Au moment où Airbus profite de la visite en France du président chinois, Xi Jingping, pour lui vendre 300 avions, son rival américain, Boeing, lui, pique du nez. C'est en fait beaucoup plus grave que cela. L'affaire du Boeing 737 Max, immobilisé après deux crashs qui ont fait 346 victimes ces dernières semaines, menace d'emporter la crédibilité des autorités de l'aviation américaine, réputées être les meilleures du monde. Et elle aura des conséquences chez nous, sur nos avions.
Les 371 aéronefs Boeing 737 dans le monde sont toujours cloués au sol, et ne devraient pas redécoller avant plusieurs mois. Boeing multiplie les efforts, le logiciel responsable du décrochage des avions a semble-t-il été modifié, la formation des pilotes va être adaptée, et le géant aéronautique fait venir chez lui demain, dans ses usines de Renton, près de Seattle, des groupes de pilotes et de responsables de compagnies pour leur montrer et leur faire tester, sur simulateurs, les modifications.
Mais l'affaire est loin d'être terminée. D'abord, Garuda, une compagnie indonésienne, annonce vouloir annuler une commande d'une cinquantaine d'appareils 737 parce que, dit-elle, ses passagers ne veulent plus monter dedans, ils ont peur ! Il faut rappeler que les 737 Max représentent, avec 5.000 commandes, l'essentiel du plan de charge de Boeing pour les dix ans qui viennent. C'est dire l'importance de l'enjeu, de la réputation de cet avion. Ensuite, les questions se bousculent sur la certification de l'appareil par l'administration américaine, la Federal Aviation Authority, la FAA.
C'est à peine croyable mais, sous la pression des lobbyistes de Boeing, qui voulaient accélérer le processus d'homologation des nouveaux appareils, la FAA a sous-traité à des employés de Boeing même le travail. C'est à dire que ce sont des salariés de l'avionneur qui ont audité et validé au plan de la sécurité le système anti-décrochage qui est aujourd'hui incriminé dans les accidents mortels du 737.
Autrement dit, on a demandé au contrôlé de devenir son propre contrôleur... Ce qui représente un conflit d'intérêt manifeste.

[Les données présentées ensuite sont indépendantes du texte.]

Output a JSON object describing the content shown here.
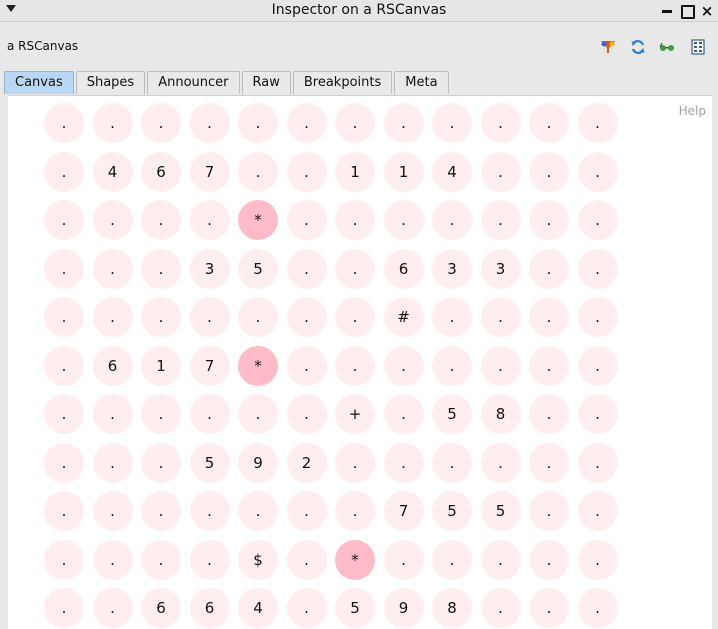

Tout aussi problématique, après le second crash, la FAA a refusé de suspendre les avions de modèle identique, assurant qu'il n'y avait pas de problème, au mépris de l'évidence. Ce sont les Chinois qui ont pris l'initiative d'interdire les 737, suivis par les Européens et bien d'autres. C'est finalement Trump lui-même qui a annoncé la suspension du 737 avec un tweet. C'est sans précédent.
La réputation de la FAA semble donc compromise. Donald Trump a d'ailleurs nommé un nouveau patron, l'organisme étant sans responsable depuis plus d'un an. Une commission d'enquête parlementaire a été créée pour faire la lumière sur les failles de la FAA. Une autre enquête a été diligentée par la ministre des transports des États-Unis. Mais le mal est fait.
Tous les régulateurs aériens du monde entier, qui suivaient les recommandations de la FAA les yeux fermés, sont aujourd'hui beaucoup plus méfiants. Le Canada vient de déclarer qu'il allait désormais revisiter lui-même la certification du 737, et bien sûr examiner de très près les modifications apportées à l'avion. L'Union européenne a également indiqué que son administration allait auditer elle-même le dispositif, et que le 737 ne revolerait pas en Europe s'il subsistait des inquiétudes. En clair, on n'est pas prêt de voir revenir les 737 Max.
Et alors qu'il existait jusqu'ici un système international de certification des avions piloté de fait par les États-Unis, voici qu'il se disloque, risquant de donner naissance à une organisation fragmentée, potentiellement dangereuse, où chacun des régulateurs ferait la loi chez lui avec ses propres critères de sécurité.